Let's start by putting things into context. When employers and employees resolve a dispute using a Deed of Release or Settlement Agreement, they're usually doing it because they want to move forward, and they have little-to-no intention of finding themselves back in the middle of a dispute anytime soon.
So, when an employer does a deal and signs a document with an employee that contains a general or comprehensive release of all claims, the practical reality is that hostilities usually end or are avoided, and both the employer and employee move on in different directions.
But, when the settlement's done, is it always done? Spoiler alert - sometimes it's not.

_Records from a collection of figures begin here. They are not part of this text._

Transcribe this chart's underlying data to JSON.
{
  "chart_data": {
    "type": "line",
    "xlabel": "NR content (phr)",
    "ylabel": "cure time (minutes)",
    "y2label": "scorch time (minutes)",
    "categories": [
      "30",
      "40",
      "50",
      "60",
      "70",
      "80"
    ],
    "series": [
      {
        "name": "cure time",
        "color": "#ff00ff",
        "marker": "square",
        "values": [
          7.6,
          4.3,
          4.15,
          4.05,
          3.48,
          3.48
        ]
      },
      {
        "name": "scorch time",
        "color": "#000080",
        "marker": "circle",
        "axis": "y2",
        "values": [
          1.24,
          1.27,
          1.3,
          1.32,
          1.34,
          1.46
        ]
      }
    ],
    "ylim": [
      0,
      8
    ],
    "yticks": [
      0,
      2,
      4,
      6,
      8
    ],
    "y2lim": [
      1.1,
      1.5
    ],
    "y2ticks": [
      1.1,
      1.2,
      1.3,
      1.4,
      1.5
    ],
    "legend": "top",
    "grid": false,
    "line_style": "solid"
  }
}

When a Deed of Release or Settlement Agreement is signed between an employer and employee, it's common for the Deed or Agreement to set out a number of things. Firstly, it will generally talk about when the employment started, and when it ended. Sometimes it will refer to where the terms and conditions of employment were set out, and occasionally it deals with other aspects of the employee's remuneration, including equity and other incentive arrangements. Often (preferably), the Deed or Agreement will also talk to specific disputes and the circumstances which gave rise to the Deed or Agreement coming into place.

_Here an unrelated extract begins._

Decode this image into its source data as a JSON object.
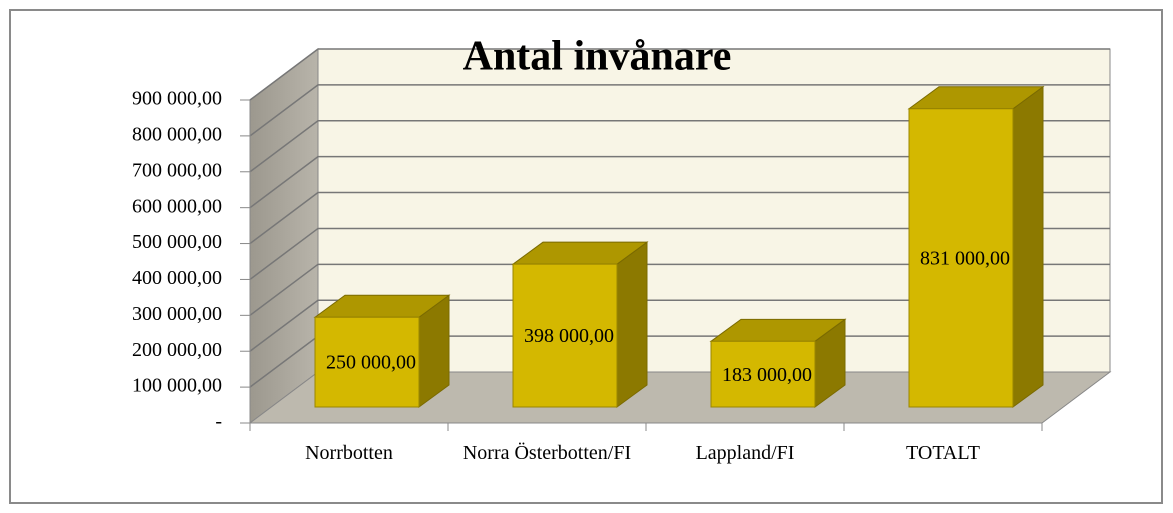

Irrespective of the circumstances, it's common for the release to be broad and expressed to be all encompassing. It often says the employee is releasing the employer from all and every claim relating to or arising out of the employment, and all of the matters set out within the recitals. While it would be common for most employers to assume there's now no avenue for a future claim to be made against them, in reality how effective is the release you've just entered?
There are a few things to keep in mind.
- Most employers accept as uncontroversial the exclusion of workers compensation claims, and more recently statutory superannuation claims. This is accepted because it's in most circumstances it's not possible to "contract out" of these statutory rights and obligations.
- Many employers understand that although releases can be effective at putting to bed known disputes and things that were expressed to be in the parties contemplation at the time, they're not very effective (and are likely to be ineffective) at releasing the employer for future, unknown events. That's why we often recommend a two-part process when entering a Deed or Agreement with an employee that will be remaining in employment for a period of time (i.e. an initial document which is signed now and sets out the full terms of the deal, and then a Deed Poll which is signed once the employment ultimately ends).
- Releases are unlikely to be effective at stopping a future claim for a past statutory entitlement, unless that entitlement was the subject of the dispute, and the Deed or Agreement is focused on the resolution of that dispute. Examples can include claims about the incorrect payment of leave entitlements or claims about statutory underpayments.
- It's common for employers to use Deeds when documenting settlements (rather than contracts). While the use of Deeds largely dispenses with the legal requirement for there to be valuable consideration going to the employee, the use of a Deed carries with it a tighter legal obligation around execution - that is, a Deed will normally need to be executed by the employer in accordance with the requirements for executing Deeds set out in the company's constitution. If the Deed doesn't meet the stricter legal requirements for execution, the enforceability of the Deed can be put at risk.
Understandably, employers who provide benefits on termination that exceed the employee's minimum entitlements, or who have agreed to make payments in settlement of a dispute, will want certainty that all reasonable avenues for future claims are sealed-off. It's therefore important that when negotiating and finalising the deal, careful consideration is given to what the deal is likely to actually resolve, and what it may not.